Verlag: Matagot (Deutscher Vertrieb: Pegasus)
Autor: Yves Tourigny
Spieleranzahl: 2-4
Alter: ab 14 Jahre
Spieldauer: ca. 60 Minuten

Grönland, 1850. Wir sind auf der Suche nach der verlorenen Expedition von Sir John Franklin. Unsere Aufgabe ist es Spuren zu finden, mehr über das Schicksal des großen britischen Polarforschers herauszufinden. Zumindest haben wir das behauptet. In erster Linie versuchen wir die Nordwestpassage zu finden, denn dann wird unser Name unsterblich. Allerdings wäre ich schon zufrieden, wenn wir heil wieder nach Hause kommen würden, denn es ist kalt. Unterwegs können wir genauso gut ein paar Inseln umrunden oder Steinhaufen abmalen und den Inuit „Guten Morgen“ sagen, dass gibt auch Ehre. Es schafft sowieso niemand den Weg durch das nicht ganz so ewige Eis.

Um das Eismeer zu navigieren dürfen wir unsere Crewmitglieder einsetzen, um Plättchen zu legen (die zeigen Meer und Land in verschiedenen Formen und alles muss passen), Plättchen zu betreten (Meeresfelder mit Schiffen, Festland mit Schlitten) oder Dinge auf Plättchen zu „entdecken“ (d.h. die Plättchen auf den Plättchen in den Vorrat zu nehmen und Siegpunkte zu kassieren, aber das klingt nicht so romantisch). Zwei Gags gibt es: Einmal dürfen wir eigentlich nur eine Aktion zur Zeit machen (dann sind alle anderen dran), aber wenn wir einen Extramann beauftragen, können wir mehrere Züge auf einmal durchführen. So kann man den anderen die Dinge vor der Nase wegschnappen, aber insgesamt können wir nicht so eine große Entfernung zurücklegen. Außerdem können wir unsere Crewmitglieder auf dem Schiff oder dem Schlitten einsetzen (zu Beginn sind alle auf dem Schiff), je nachdem wo wir sie brauchen (wobei Schiff und Schlitten logischerweise auf demselben Feld stehen müssen, um Crew zu tauschen). Da die Passage im Laufe der Partie zufriert und wieder auftaut, Schiffe nicht durchs Eis und Schlitten nicht über Wasser fahren können (aber umgekehrt) will die Logistik von zwei Fahrzeugen optimiert werden. Zumal alle wieder zu Hause ankommen müssen und der schnelle Vogel (=Spieler) den Wurm fängt (=mehr Siegpunkte abgreift).

Interessant ist die Dynamik einer solchen Expedition.
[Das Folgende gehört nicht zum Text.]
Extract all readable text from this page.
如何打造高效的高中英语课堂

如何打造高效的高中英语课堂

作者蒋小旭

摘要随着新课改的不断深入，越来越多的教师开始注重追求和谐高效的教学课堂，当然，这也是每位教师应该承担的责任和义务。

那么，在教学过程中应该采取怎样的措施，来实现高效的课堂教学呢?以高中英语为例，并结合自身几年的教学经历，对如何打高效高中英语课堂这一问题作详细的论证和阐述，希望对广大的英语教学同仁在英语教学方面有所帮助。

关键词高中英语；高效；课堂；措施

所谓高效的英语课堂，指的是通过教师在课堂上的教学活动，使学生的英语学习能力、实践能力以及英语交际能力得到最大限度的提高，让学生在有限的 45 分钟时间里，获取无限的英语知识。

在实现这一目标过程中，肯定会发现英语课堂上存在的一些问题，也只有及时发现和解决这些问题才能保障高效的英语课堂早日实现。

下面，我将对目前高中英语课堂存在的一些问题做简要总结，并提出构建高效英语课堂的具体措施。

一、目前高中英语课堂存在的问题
Je nach Erfahrung und Veranlagung der Spieler können die Expeditionen komplett unterschiedlich laufen: Spielen alle mehr oder minder zusammen, dann wird’s ein Rennen zur Nordwestpassage, wo (fast) jeder Spieler punktet und dann versucht auf dem Heimweg möglichst viel mitzunehmen (Nur die Punkte aus Nordwestpassage und der schnellsten Heimreise reichen normalerweise nicht zum Sieg). Spielt jeder für sich oder blockieren sich die Spieler sogar aktiv, lohnt sich der Aufwand „Nordwestpassage“ überhaupt nicht (was komisch ist für ein Spiel mit diesem Titel). Versuchen alle Spieler bei den Mitspielern abzustauben, verkommt das Spiel gar zur „Steherparade“. Diese Flexibilität ist gut, wenn man in einer eher konstruktiven/thematisch orientierten Runde spielt, aber sie ist schlecht, wenn jede Expedition auf der Mitte des Brettes endet, weil sich größerer Aufwand nicht lohnt. Da hätte eine höhere Punkteausbeute für die Nordwestpassage für mehr Konsistenz sorgen können. Oder man hätte auf ein bisschen Siegpunkttüddelüt verzichtet. Sechs verschiedene Chips, mit verschiedenen Punkten, zum Teil gibt es eine Mehrheitsendwertung und dann noch Sonderpunkte für komplette Sets… Da wird ein thematisches Spiel über die Nordwestpassage zu einem Euro über Chips sammeln im Mittelalter. Das ist schade, reizt mich doch vor allem das Thema (übrigens unterstützt durch eine wirklich gelungene graphische Bearbeitung).

Egal wie es läuft, was immer bremst sind die Plättchen. Das passende Anlegen ist nämlich eine Wissenschaft für sich… Entsprechend lange dreht man seine Plättchen und versucht es hier und da und dann das aus der Auslage…passt da überhaupt eines? Langweilig!

Berlin, 2014. Auf den Spuren der Expedition, die auf den Spuren von Franklin ist, kann viel passieren. Und manches ist durchaus stimmig und spannend. Und manches nicht so. Ich wäre schon zufrieden gewesen, wenn hier ein zünftiges Rennspiel vorgelegen hätte. Stattdessen habe ich einen Euro gefunden, der zu viel wollte. Kein schlechtes Spiel, nein, fürwahr, das kann man nicht sagen. Aber in Sichtweise des Zieles musste das Spiel nach Hause segeln. Oder so.